Denis Asimovich

Der Tag des Triumphes. 1. Teil

16 Feb 2010 Artikel
Witalij Rodionow, Mitglied des Verbandes der belorussischen Komponisten

   Jemand, der sich Musik anhört, versteht er sie?

   Jemand, der Musik komponiert, mag er sie?

   Denkt jemand, dessen Musik Tausende Menschen applaudieren, über die Wechselfälle des Schicksals nach?

   Glaubt jemand, der durch Musik der Himmelsphären gefesselt ist, an Gott?

   Aber nur dem,  der eine reine Seele hat, gelingt es, in der Musik ihre menschliche und göttliche Schönheit zu entdecken.

   Eines Tages habe ich in einem Musikstudio der Stadt Grodno eine Prüfung in Klavierspiel besucht. Der blinde Junge Denis Asimowitsch hat gespielt. Man sah, dass er äußerst begabt war. Trotzdem war ich auf seine Zukunft skeptisch.

   Aber  das Schicksal hat es so gewollt, dass Denis lernte Gitarre spielen und beschloss,  professioneller Gitarrist zu werden.
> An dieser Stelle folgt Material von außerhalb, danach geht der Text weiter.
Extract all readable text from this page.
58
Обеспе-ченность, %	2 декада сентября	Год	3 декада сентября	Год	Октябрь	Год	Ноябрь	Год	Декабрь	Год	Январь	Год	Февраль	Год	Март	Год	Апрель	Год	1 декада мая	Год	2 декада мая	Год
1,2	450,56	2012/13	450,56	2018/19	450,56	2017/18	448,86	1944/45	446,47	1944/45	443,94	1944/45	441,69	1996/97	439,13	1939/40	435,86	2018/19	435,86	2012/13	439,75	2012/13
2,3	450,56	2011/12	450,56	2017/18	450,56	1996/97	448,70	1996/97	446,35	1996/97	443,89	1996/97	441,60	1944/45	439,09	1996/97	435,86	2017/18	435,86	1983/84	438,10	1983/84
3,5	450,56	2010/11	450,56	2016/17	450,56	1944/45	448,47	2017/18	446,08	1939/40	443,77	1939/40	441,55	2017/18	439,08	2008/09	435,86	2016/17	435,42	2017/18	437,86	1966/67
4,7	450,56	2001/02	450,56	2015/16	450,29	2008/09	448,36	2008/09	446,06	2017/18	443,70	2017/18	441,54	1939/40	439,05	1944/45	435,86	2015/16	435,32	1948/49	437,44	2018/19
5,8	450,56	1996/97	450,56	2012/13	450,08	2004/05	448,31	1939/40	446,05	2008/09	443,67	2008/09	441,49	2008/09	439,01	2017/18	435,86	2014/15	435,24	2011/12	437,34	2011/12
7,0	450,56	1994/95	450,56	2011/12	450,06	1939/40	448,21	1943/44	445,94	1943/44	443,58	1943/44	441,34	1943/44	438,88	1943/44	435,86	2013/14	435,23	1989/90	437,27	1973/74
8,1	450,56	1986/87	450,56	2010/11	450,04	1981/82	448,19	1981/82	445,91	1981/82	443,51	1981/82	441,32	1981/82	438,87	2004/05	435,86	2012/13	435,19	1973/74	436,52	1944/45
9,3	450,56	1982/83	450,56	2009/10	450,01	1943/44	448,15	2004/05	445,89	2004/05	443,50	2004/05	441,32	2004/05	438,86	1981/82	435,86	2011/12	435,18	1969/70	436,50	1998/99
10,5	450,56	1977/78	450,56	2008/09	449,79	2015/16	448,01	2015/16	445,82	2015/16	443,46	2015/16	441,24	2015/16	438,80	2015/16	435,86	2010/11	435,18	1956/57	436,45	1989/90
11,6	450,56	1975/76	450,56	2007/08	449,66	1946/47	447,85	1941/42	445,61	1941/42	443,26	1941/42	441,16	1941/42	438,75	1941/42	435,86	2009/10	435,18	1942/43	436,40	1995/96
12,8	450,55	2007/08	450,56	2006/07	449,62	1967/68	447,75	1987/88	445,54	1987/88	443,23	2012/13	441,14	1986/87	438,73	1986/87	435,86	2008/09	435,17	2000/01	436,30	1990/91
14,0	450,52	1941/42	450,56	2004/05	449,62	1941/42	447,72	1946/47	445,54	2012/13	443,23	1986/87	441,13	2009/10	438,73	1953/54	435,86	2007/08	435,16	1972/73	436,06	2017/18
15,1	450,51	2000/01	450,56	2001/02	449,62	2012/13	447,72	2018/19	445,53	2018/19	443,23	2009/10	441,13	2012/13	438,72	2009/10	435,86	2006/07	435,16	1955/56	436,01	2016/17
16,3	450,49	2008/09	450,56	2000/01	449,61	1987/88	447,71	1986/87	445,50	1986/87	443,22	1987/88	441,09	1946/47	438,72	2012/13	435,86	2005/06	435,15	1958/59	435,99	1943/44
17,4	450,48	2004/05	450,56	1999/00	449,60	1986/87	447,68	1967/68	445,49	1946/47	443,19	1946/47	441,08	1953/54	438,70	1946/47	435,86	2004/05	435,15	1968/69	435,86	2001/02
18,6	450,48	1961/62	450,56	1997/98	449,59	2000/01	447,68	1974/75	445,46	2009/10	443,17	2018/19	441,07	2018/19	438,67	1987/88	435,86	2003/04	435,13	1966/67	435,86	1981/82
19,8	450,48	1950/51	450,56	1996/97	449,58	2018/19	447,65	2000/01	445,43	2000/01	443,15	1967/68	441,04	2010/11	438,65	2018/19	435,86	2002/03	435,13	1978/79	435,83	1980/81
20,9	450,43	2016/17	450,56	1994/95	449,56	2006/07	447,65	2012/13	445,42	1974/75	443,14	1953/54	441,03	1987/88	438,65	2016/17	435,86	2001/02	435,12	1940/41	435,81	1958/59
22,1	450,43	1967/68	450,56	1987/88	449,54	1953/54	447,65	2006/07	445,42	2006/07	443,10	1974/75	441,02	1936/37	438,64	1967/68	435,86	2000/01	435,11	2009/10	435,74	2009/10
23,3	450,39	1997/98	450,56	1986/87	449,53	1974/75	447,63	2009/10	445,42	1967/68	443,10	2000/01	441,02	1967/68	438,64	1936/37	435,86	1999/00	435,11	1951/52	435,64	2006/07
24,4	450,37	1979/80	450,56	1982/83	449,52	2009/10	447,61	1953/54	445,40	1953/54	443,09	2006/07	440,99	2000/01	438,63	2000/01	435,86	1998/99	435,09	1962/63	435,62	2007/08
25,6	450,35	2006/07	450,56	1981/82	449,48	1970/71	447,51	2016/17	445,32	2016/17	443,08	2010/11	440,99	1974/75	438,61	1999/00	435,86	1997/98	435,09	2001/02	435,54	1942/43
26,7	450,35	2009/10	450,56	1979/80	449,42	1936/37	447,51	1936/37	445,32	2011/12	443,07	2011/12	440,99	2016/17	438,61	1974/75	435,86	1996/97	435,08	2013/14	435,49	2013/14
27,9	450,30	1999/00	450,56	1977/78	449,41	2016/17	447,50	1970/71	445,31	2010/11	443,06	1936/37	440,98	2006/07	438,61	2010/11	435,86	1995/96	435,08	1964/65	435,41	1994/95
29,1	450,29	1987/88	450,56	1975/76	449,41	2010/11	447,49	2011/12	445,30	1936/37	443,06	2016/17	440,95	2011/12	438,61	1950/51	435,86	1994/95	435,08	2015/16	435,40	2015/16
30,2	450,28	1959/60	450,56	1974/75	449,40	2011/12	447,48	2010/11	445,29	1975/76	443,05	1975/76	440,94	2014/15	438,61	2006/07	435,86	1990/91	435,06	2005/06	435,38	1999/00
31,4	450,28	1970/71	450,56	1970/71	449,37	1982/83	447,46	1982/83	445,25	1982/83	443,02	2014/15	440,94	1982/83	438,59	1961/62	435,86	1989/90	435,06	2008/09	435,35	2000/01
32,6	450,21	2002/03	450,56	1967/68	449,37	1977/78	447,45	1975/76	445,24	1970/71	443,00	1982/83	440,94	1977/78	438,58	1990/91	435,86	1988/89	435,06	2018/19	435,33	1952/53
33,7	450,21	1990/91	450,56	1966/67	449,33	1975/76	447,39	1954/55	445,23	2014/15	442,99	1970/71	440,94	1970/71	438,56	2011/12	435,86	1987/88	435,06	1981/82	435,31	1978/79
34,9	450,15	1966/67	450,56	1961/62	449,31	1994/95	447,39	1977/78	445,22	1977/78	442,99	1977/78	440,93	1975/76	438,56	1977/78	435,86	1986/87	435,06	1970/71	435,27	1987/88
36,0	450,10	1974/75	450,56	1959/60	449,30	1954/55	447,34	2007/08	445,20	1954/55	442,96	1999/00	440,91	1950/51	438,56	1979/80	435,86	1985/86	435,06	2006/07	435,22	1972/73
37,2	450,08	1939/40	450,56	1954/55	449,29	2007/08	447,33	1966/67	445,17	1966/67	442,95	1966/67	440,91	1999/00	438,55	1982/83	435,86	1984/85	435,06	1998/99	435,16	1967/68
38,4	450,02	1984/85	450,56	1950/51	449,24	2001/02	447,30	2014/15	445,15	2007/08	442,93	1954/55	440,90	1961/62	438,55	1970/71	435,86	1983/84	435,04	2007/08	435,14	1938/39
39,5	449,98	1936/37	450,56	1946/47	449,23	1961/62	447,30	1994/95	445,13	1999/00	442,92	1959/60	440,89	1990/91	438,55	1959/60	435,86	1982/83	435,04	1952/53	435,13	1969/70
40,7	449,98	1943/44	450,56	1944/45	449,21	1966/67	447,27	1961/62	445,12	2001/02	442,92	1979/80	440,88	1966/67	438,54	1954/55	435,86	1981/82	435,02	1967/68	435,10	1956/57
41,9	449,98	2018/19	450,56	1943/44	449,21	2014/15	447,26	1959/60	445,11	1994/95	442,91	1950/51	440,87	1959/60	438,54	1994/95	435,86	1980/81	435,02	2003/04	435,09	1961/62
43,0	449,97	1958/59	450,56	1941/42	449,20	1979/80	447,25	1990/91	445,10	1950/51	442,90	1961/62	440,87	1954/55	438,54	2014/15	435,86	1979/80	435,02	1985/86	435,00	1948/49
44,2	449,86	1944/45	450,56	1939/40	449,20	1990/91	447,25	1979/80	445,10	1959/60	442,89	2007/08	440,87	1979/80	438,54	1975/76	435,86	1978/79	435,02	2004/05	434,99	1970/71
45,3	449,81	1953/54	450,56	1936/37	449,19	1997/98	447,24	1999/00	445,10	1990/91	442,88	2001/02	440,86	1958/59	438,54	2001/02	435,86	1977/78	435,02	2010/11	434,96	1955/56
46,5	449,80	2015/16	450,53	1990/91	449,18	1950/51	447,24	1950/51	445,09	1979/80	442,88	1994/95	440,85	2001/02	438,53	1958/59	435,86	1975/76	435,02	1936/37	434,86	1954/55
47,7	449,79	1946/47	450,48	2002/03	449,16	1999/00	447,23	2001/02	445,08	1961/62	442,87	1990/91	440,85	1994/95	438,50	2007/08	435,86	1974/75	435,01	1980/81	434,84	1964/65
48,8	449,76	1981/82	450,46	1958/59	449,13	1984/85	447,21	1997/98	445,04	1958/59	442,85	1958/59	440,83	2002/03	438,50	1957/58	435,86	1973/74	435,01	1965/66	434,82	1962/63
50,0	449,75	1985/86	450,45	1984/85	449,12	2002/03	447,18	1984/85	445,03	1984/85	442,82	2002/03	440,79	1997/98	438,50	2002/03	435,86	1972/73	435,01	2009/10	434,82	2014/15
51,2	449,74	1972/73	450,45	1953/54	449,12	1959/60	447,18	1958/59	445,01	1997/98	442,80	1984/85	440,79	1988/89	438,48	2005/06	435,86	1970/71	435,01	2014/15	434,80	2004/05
   Bald bestand er Eingangsprüfungen und absolvierte ausgezeichnet die Musikfachschule in der Stadt Grodno (Fach von W.I.Sacharow). Dann absolvierte er wieder ausgezeichnet die Belarussische Musikakademie (Fach von E.M.Griduschko). In derselben Zeit wurde  Denis zum Preisträger von verschiedenen Musikwettbewerben: er gewann den Grand Prix des Shinowitsch-Wettbewerbs in Republik Belarus, dreimal wurde er Laureat des internationalen Gitarrespielerwettbewerbs in Krakau, zweimal in Prag und einmal in Moskau (übrigens nahmen am letzten Wettbewerb 1074 Musiker aus 11 Ländern Europas  und 80 Regionen Russlands teil). Die Gitarre von Denis wurde mit dem zweiten Preis ausgezeichnet.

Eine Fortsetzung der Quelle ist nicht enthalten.